One place to look to would be a nail house. A nail house is a neologism used in China to refer to homes that belong to residents who are reluctant to move in order to create space for real estate development. The residents are referred to as ‘stubborn nails’. Despite their refusal, real estate development continues anyways. As a result, their houses are left uniquely standing out, and hence referred to as ‘nail houses’.
A couple of years ago the city of Zurich thought about “importing” a nail house as a symbol of resistance. Ironically, there already was a house at Turbinenstrasse where the residents stubbornly tried to resist the gentrification process of the area. What binds those ideas or narratives together? Is there a common way to resist? And can we still find traces of those stories in what is left behind on site?
How does one construct the so called reality or truth?
We tried to tackle our site and topics with the mindset of a research team, of archeologists trying to lure out the narratives hidden in the remains of the site. So we tried to value each stick and stone found, every shred that may or may not lead us to our collective story. We also took quite a liberal approach towards the truth. Being fully aware that events in history are very much shaped by those who tell the story we asked ourselves how we as story tellers would interact with and interpret our findings.

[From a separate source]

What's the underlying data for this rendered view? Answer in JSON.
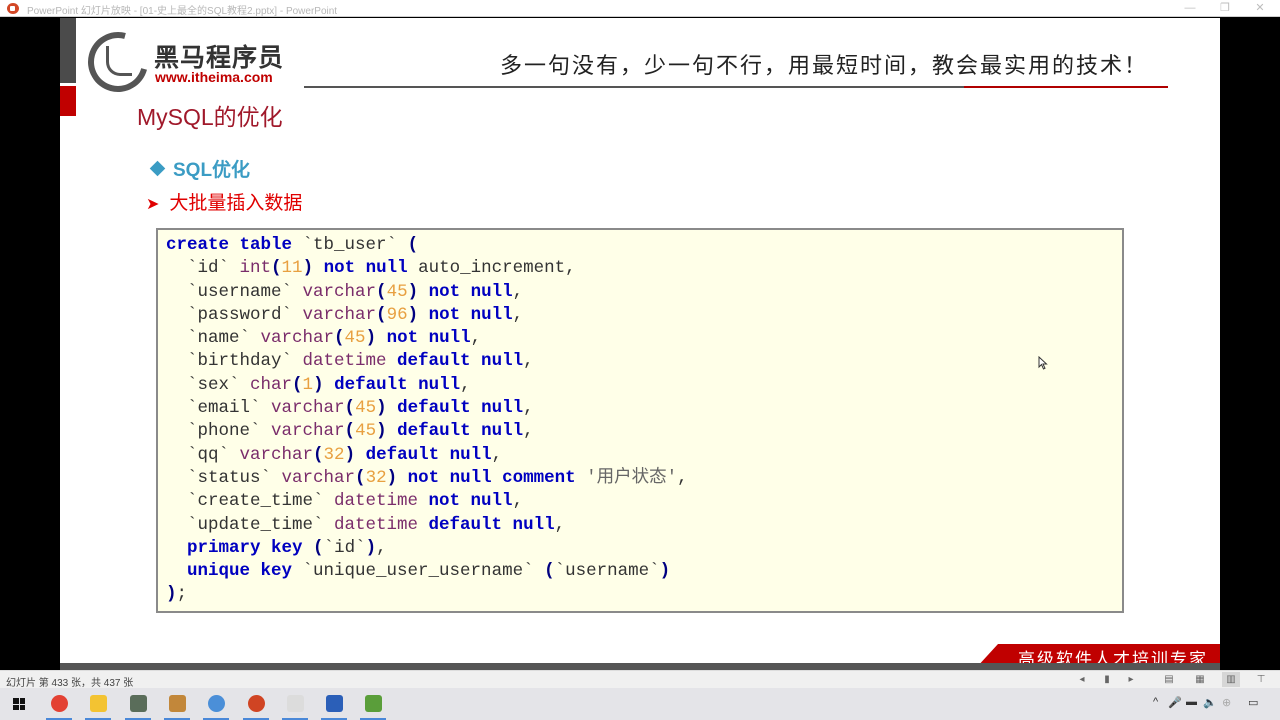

For instance, one storyline developed around the finding of seashells in a place where the closest shoreline is miles and miles away. How did these shells end up on a pile of rocks in Zürich? Was there an ancient cult worshipping a strange sea goddess involved? Did someone bring them over from a holiday? What images do they draw up and what narratives can we learn from them? What are the people in the streets able to tell us about them? Do they buy our stories? Do they add to them or dismiss them as fables?
When do these artefacts start to communicate with each other? How much space is there to fill for us with a narrative?
Curiosity drove us on. Wanting to unravel the tale of the site the five of us went through different processes of searching and constructing the (un)spoken history of the place and the myth surrounding it.
Since we all went into our research with different training and background the methods and findings varied massively from researcher to researcher thus creating a kaleidoscopic, multi-faceted view of the site.
We went through a lot of mind mapping, showing each other different references and interests. We soon found that each of us brought a lot of opinions, ideas and material to the table, which was a curse as well as a blessing. On one hand there was so much we could draw from, on the other hand we struggled to keep on finding links and common grounds within the individual snippets.
Result/State of play
House of resistance ended up to be a multimedia installation that tried to focus on showing different narratives simultaneously. A room in which these different artefacts could whisper their stories but the polyphonic truth would be hard to decipher for the audience. A place where one needs to decide for oneself which statements to trust and which narratives to construct. A space that invites each and every one who visits to take action in actively constructing his or her own version of the story. A site to explore, to question and to wonder.
It was important for us to never show the actual house in Zurich or an actual nail house in China. Instead we tried to circle the topic, showing the audience flashes of our house of resistance instead of putting it in the flashlight.
These various snippets were arranged in a way so that people would be invited as well as forced to move in the installation, trying to find a perspective where what they were looking at would come together to make sense at this moment. The different stories were fleeting, moving out of ones grasp as soon as you tried to put your finger on them.
The overlapping of sound, video, drawings and objects added to a sense of disorientation in which holding on to one story, one truth or even one train of thought proved to be difficult. Wading through these streams of half truths each spectator was forced to decide for him or herself how far he or she was willing to follow their individual narrative or be swallowed by the many whispers and voices of other relicts.